A report published last year by the Government Accountability Office highlighted a stark reality, fishery managers are not doing enough to address the realities of climate change. The report found that climate information has been incorporated into less than one-third of fishery management plans. These plans serve as the roadmaps used by regional councils and the National Marine Fisheries Service to manage fisheries – leaving fisheries and the fishermen who work them vulnerable to shifting or declining stocks.

Wherever you look across the United States, the message is clear, climate change affects every aspect of our fishery systems and threatens the communities that rely on them. To meet this challenge, fishermen, managers, scientists and communities must work together to develop adaptive management approaches and technologies that increase the resilience of fisheries to climate change.

Here’s the good news, EDF has already been working with partners to make our fisheries more climate resilient. This work includes identifying solutions and developing tools so that fishery managers and fishermen can adapt to changing oceans.

In partnership with EDF, researchers at the University of California-Santa Barbara studied the management of over 500 fisheries across the United States, focusing on Harvest Control Rules, which are pre-agreed decision rules used to set future fishing opportunities. With this new analysis, the team developed seven recommendations for Harvest Control Rules to increase resiliency while limiting pain for fishermen. These include basing catch limits on stock population size, fine-tuning the models used to determine catch limits, accounting for climate change and using Management Strategy Evaluation to determine which approaches are best for each fishery.

But improving the management and resilience of individual fisheries will only get us so far. Climate change affects the entire ocean, and even the best system for managing blue crabs in the Chesapeake Bay won’t help Mid-Atlantic fishermen if the crabs scuttle north. The United States must prepare to manage shifting stocks’ social and economic effects and adapt to these new realities.

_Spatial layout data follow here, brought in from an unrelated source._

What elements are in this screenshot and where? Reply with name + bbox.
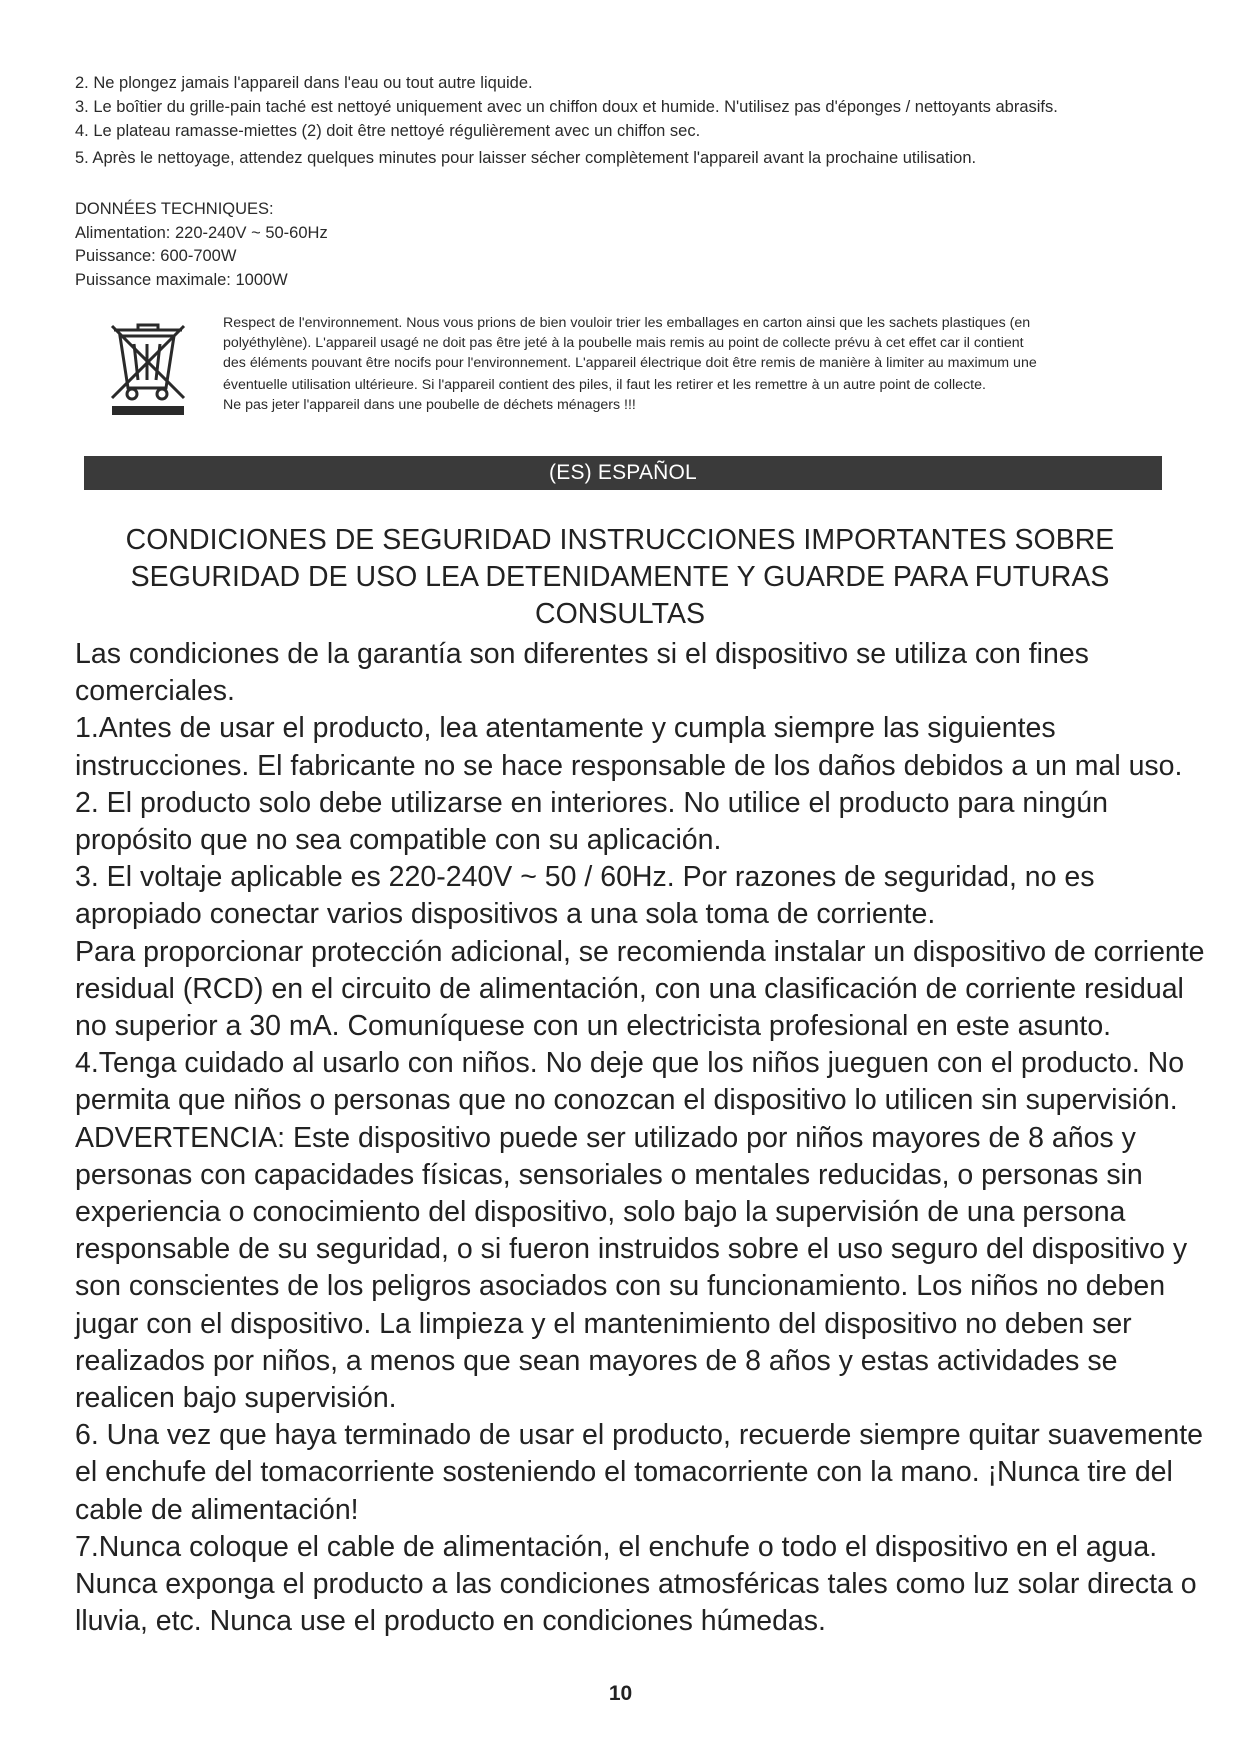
text-line: residual (RCD) en el circuito de alimentación, con una clasificación de corriente residual [75, 972, 1184, 1005]
text-line: Las condiciones de la garantía son diferentes si el dispositivo se utiliza con fines [75, 638, 1089, 670]
list-item: 2. Ne plongez jamais l'appareil dans l'eau ou tout autre liquide. [75, 74, 533, 92]
text-line: comerciales. [75, 675, 235, 708]
technical-data-line: Puissance: 600-700W [75, 247, 237, 265]
environment-line: polyéthylène). L'appareil usagé ne doit pas être jeté à la poubelle mais remis au point de collecte prévu à cet effet car il contient [223, 335, 1024, 351]
text-line: lluvia, etc. Nunca use el producto en condiciones húmedas. [75, 1605, 826, 1638]
language-section-bar: (ES) ESPAÑOL [84, 456, 1162, 490]
text-line: Nunca exponga el producto a las condiciones atmosféricas tales como luz solar directa o [75, 1568, 1197, 1601]
text-line: personas con capacidades físicas, sensoriales o mentales reducidas, o personas sin [75, 1158, 1143, 1191]
text-line: instrucciones. El fabricante no se hace responsable de los daños debidos a un mal uso. [75, 749, 1183, 782]
text-line: el enchufe del tomacorriente sosteniendo el tomacorriente con la mano. ¡Nunca tire del [75, 1456, 1173, 1489]
safety-title-line: SEGURIDAD DE USO LEA DETENIDAMENTE Y GUARDE PARA FUTURAS [130, 561, 1110, 593]
text-line: jugar con el dispositivo. La limpieza y el mantenimiento del dispositivo no deben ser [75, 1307, 1132, 1340]
list-item: 3. Le boîtier du grille-pain taché est nettoyé uniquement avec un chiffon doux et humide. N'utilisez pas d'éponges / nettoyants abrasifs. [75, 97, 1058, 116]
text-line: realicen bajo supervisión. [75, 1382, 397, 1415]
safety-title-line: CONDICIONES DE SEGURIDAD INSTRUCCIONES IMPORTANTES SOBRE [125, 524, 1115, 556]
text-line: responsable de su seguridad, o si fueron instruidos sobre el uso seguro del dispositivo y [75, 1233, 1188, 1266]
french-cleaning-list [75, 72, 1195, 170]
text-line: realizados por niños, a menos que sean mayores de 8 años y estas actividades se [75, 1344, 1118, 1377]
page-number: 10 [608, 1682, 633, 1705]
environment-line: des éléments pouvant être nocifs pour l'environnement. L'appareil électrique doit être remis de manière à limiter au maximum une [223, 355, 1037, 371]
technical-data-line: Puissance maximale: 1000W [75, 270, 288, 289]
safety-title-line: CONSULTAS [535, 598, 705, 630]
technical-data-heading: DONNÉES TECHNIQUES: [75, 200, 274, 218]
text-line: 2. El producto solo debe utilizarse en interiores. No utilice el producto para ningún [75, 786, 1108, 819]
weee-crossed-bin-icon [108, 318, 188, 418]
text-line: no superior a 30 mA. Comuníquese con un electricista profesional en este asunto. [75, 1010, 1112, 1043]
text-line: permita que niños o personas que no conozcan el dispositivo lo utilicen sin supervisión. [75, 1084, 1178, 1117]
technical-data [75, 198, 575, 292]
environment-notice [223, 313, 1163, 415]
text-line: propósito que no sea compatible con su aplicación. [75, 824, 722, 857]
environment-line: Ne pas jeter l'appareil dans une poubelle de déchets ménagers !!! [223, 397, 636, 413]
technical-data-line: Alimentation: 220-240V ~ 50-60Hz [75, 223, 328, 242]
list-item: 4. Le plateau ramasse-miettes (2) doit être nettoyé régulièrement avec un chiffon sec. [75, 122, 701, 140]
environment-line: Respect de l'environnement. Nous vous prions de bien vouloir trier les emballages en carton ainsi que les sachets plastiques (en [223, 315, 1031, 331]
text-line: cable de alimentación! [75, 1493, 359, 1526]
spanish-instructions [75, 636, 1205, 1640]
list-item: 5. Après le nettoyage, attendez quelques minutes pour laisser sécher complètement l'appareil avant la prochaine utilisation. [75, 148, 977, 167]
text-line: Para proporcionar protección adicional, se recomienda instalar un dispositivo de corriente [75, 935, 1205, 968]
environment-line: éventuelle utilisation ultérieure. Si l'appareil contient des piles, il faut les retirer et les remettre à un autre point de collecte. [223, 377, 986, 393]
text-line: 4.Tenga cuidado al usarlo con niños. No deje que los niños jueguen con el producto. No [75, 1047, 1185, 1080]
text-line: 3. El voltaje aplicable es 220-240V ~ 50 / 60Hz. Por razones de seguridad, no es [75, 861, 1095, 894]
text-line: 7.Nunca coloque el cable de alimentación, el enchufe o todo el dispositivo en el agua. [75, 1530, 1158, 1563]
safety-title [90, 522, 1150, 633]
text-line: ADVERTENCIA: Este dispositivo puede ser utilizado por niños mayores de 8 años y [75, 1121, 1136, 1154]
text-line: 6. Una vez que haya terminado de usar el producto, recuerde siempre quitar suavemente [75, 1419, 1203, 1452]
text-line: apropiado conectar varios dispositivos a una sola toma de corriente. [75, 898, 936, 931]
text-line: experiencia o conocimiento del dispositivo, solo bajo la supervisión de una persona [75, 1196, 1126, 1229]
text-line: son conscientes de los peligros asociados con su funcionamiento. Los niños no deben [75, 1270, 1166, 1303]
text-line: 1.Antes de usar el producto, lea atentamente y cumpla siempre las siguientes [75, 712, 1056, 745]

EDF is working with partners and stakeholders to create principles for allocating fishing opportunities in a changing climate. The consensus is that a climate-resilient allocation system considers impacted communities and stakeholders, including equity issues associated with changes in non-target species (such as bycatch); promotes self-management and transparent, inclusive co-management; recognizes historical and traditional dependence and incorporates both scientific research as well as local, traditional and indigenous knowledge; and ensures sustainability and conservation while incorporating adaptability into its regulatory structure.

EDF has developed a resource center for fishery solutions to make these recommendations more accessible for fishery managers and stakeholders. It features tools such as a Climate Vulnerability Assessment that takes a species-by-species look at vulnerability and estimates the potential for species distribution changes as the ocean continues to warm. The toolkit also includes a white paper distilling best practices from across the U.S. for incorporating climate information into management processes. The toolkit also includes a report that describes how technology can help meet the challenges facing fisheries, with practical examples of innovations already addressing specific climate challenges.

Creating more climate-resilient fisheries requires a broad approach with many strategies, tools, and partnerships. But acting now—before climate crises emerge—will help minimize ecological, social and economic impacts. Through ingenuity, adaptability and science-based decision-making, we can reduce the potential for fishery disasters and support thriving fisheries and fishing communities, even in the face of climate change.